Key water quality parameters include dissolved oxygen, carbon dioxide, chlorine, ammonia, and pH levels. Dissolved oxygen is essential for fish survival, while high carbon dioxide levels can interfere with oxygen uptake. The pH range of 6.5 to 9 is optimal for most fish species, and deviations from this range can be harmful.
4. Hazards Associated with Chemical Contaminants
Chemicals in fish ponds often originate from agricultural runoff or industrial waste. N’Daw (1991) noted that pesticide pollution is a significant concern, especially from widespread agricultural use and vector control campaigns near fish farms. Common pesticides like DDT, lindane, and endosulfan can enter aquatic environments, either directly or through land runoff.
Chemicals used in fish treatment, such as formalin, malachite green, and chloramine, can also pose risks. Edward (1993) warned that improper application of these chemicals can be toxic to fish, damaging gills and causing respiratory distress.
Management-Related Agents Causing Hazards
While Africa was once thought to be free from aquatic contamination, increased industrialization, urbanization, and land exploration have introduced a variety of pollutants into aquatic environments. Fish cultured in contaminated waters are not only more vulnerable to diseases but can also become a source of public health hazards.
Organic manure, used to fertilize ponds, can introduce microorganisms and parasites, increasing the risks of contamination. Ogbondeminu et al. (1992) recommended storing manure for at least two weeks before application to reduce coliform bacteria and other harmful pathogens.
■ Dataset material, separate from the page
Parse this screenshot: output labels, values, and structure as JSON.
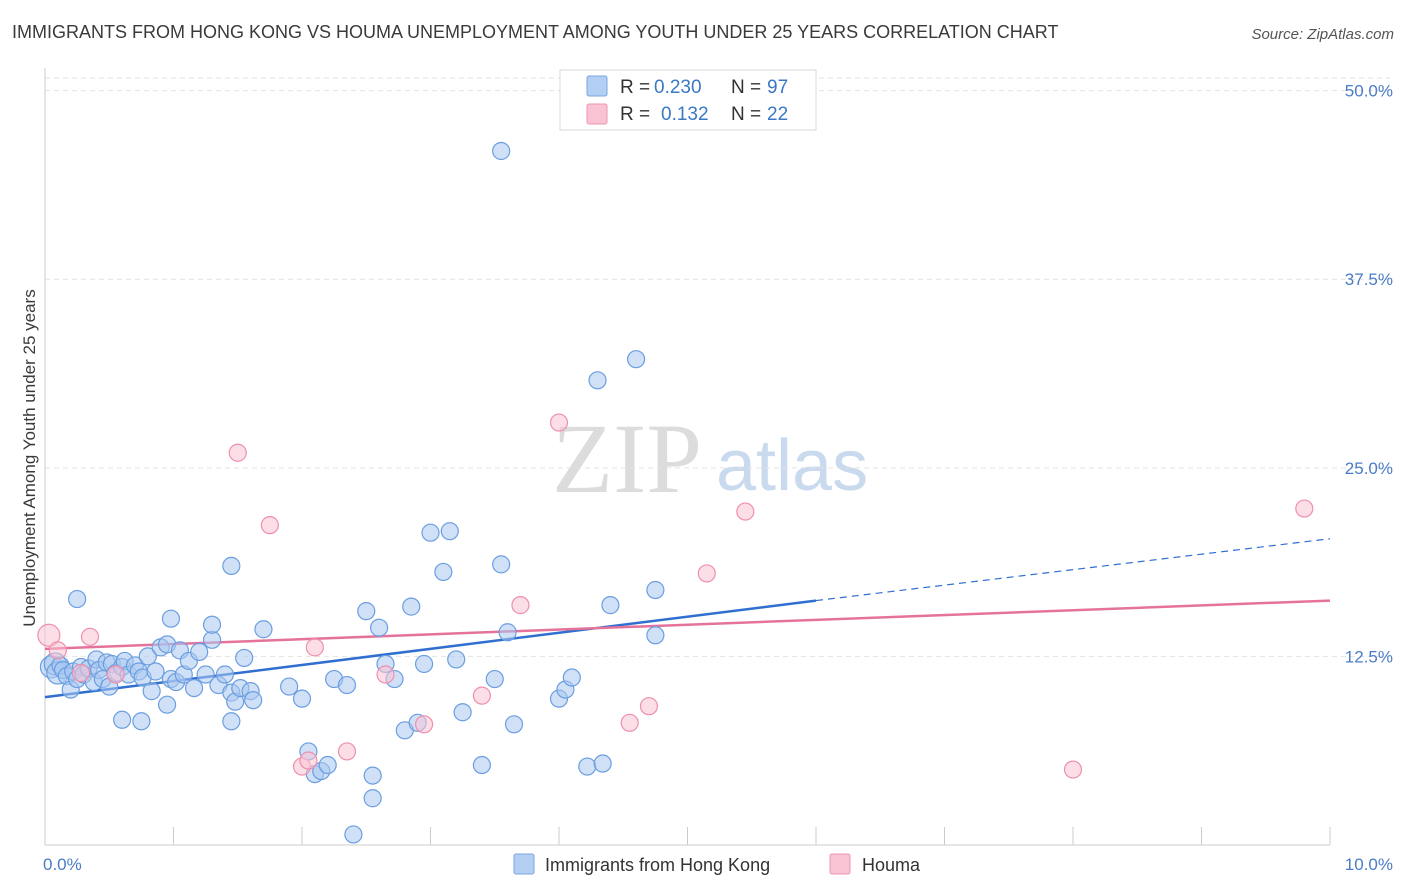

Additionally, the indiscriminate use of antibiotics and antimicrobial drugs in fish farming has led to the emergence of antibiotic-resistant bacteria. This poses a public health risk, as resistant bacteria can transfer to humans. For instance, tetracycline has been shown to induce drug-resistant plasmids in bacteria, making it a regulated substance in many countries (Shepherd and Bromage, 1992).
Treatment and Control Strategies for Causal Agents
1. Bacterial Causes: Avoid overcrowding and over-fertilizing the pond to prevent algal blooms and oxygen depletion. Practice recommended feeding rates.
2. Fungal Causes: Maintain good pond sanitation, regular feeding, proper stocking, and fertilization to prevent fungal infections.
3. Viral Causes: Similar to bacterial and fungal prevention, practice proper sanitation and management to prevent viral outbreaks.
4. Parasitic Causes: Keep ponds free of weeds and control predators. Apply lime at recommended rates for disinfection.
Management-Related Causes
Management-related hazards are often due to mismanagement of resources such as water quality, feeding, and overcrowding. Seeking technical assistance from extension workers and adhering to proper pond management practices can help mitigate these risks.
In conclusion, fish farming presents several hazards to farmers, attendants, and consumers. However, these risks are not exclusive to aquaculture. This review aims to raise awareness about the potential occupational hazards involved in fish farming, encouraging farmers to adopt preventive measures to protect both themselves and their produce.